C'est un désir de vivre, d'aimer et d'admirer,
Au long de ce passage vers la félicité,
Le spectacle grandiose, que chaque jour, le Maître,
Anime pour la joie de celui qui va naître.
Sache dire merci à Celui qui sans cesse,
Crie ce que ne pourrait (fut-il même un génie)
Faire la main de l'homme, tout au long d'une vie.
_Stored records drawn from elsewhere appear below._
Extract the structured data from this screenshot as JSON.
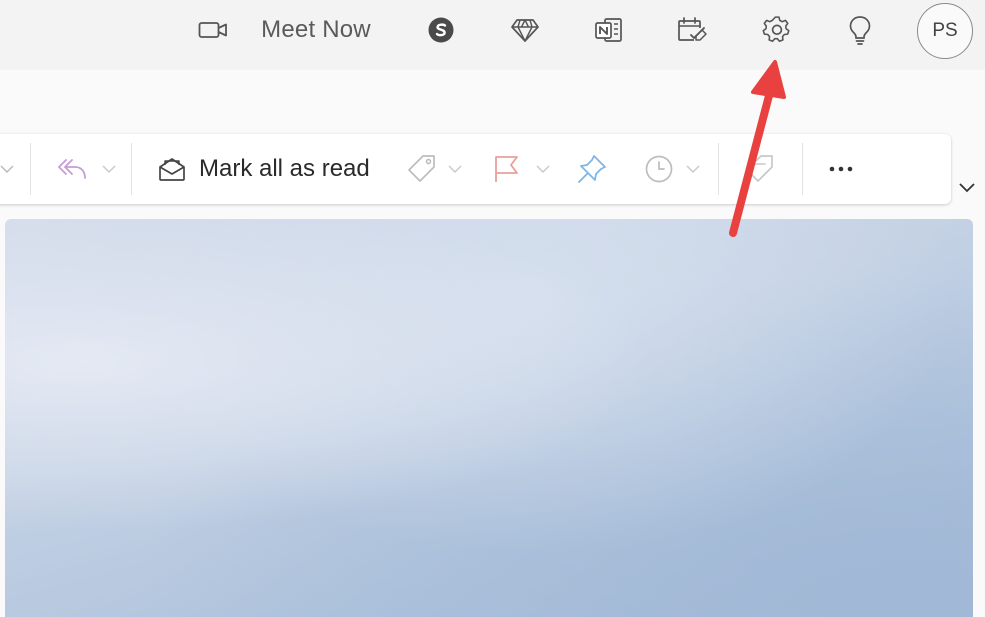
{
  "topbar": {
    "meet_now_label": "Meet Now",
    "avatar_initials": "PS",
    "icons": [
      "video-camera-icon",
      "skype-icon",
      "diamond-icon",
      "onenote-icon",
      "calendar-check-icon",
      "gear-icon",
      "lightbulb-icon"
    ]
  },
  "commandbar": {
    "mark_all_read_label": "Mark all as read",
    "icons": [
      "reply-all-icon",
      "envelope-open-icon",
      "tag-icon",
      "flag-icon",
      "pin-icon",
      "clock-icon",
      "tag-outline-icon",
      "more-icon"
    ]
  },
  "colors": {
    "annotation_arrow": "#e8413f",
    "flag_accent": "#e8a09a",
    "pin_accent": "#7fb6e6",
    "reply_accent": "#c79bd8"
  }
}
Au sommet de ses œuvres, Dieu t'a fait une place,
Pour régner sur la Terre et toutes ses merveilles,
Mais non pour l'asservir, et sache rester sage
Au cœur de la Nature, avant-garde du ciel.
La vie est don de Dieu, nul ne doit la ravir;
Ton seul droit ici-bas, c'est de la faire grandir,
Aider sa progression pour la voir s'épanouir,
Crier , sans se lasser, merci, cent fois merci,
Dans l'attente du jour, où toujours près de Lui,
Tu verras dans la joie, la lumière éblouie
Du Christ, Du Créateur, des frères disparus,
L'immensité sans fin du peuple des élus.

Regard sur les étoiles

N'as-tu jamais contemplé les étoiles ?
L'immensité du soir, comme une grande toile
Brossée par un génie, grandeur de l'infini !
Songes-tu que ce Maître, ce Peintre Éblouissant
Qui te veut très heureux, évolué et grandi,
A désiré pour toi, ce soleil resplendissant,
Et semé pour ta joie, au long des voies lactées,
Beaucoup d'amour, de paix, de bonheur partagé.


L'infiniment petit, devant tant de grandeur
S'agenouille, et se fond au cœur du créateur.


Rien ne peut t'arriver, si tu gardes confiance
En l'amour infini, magnanime, éperdu,
Du créateur divin, maître de l'absolu,
Et père aimant de l'homme et de son ignorance.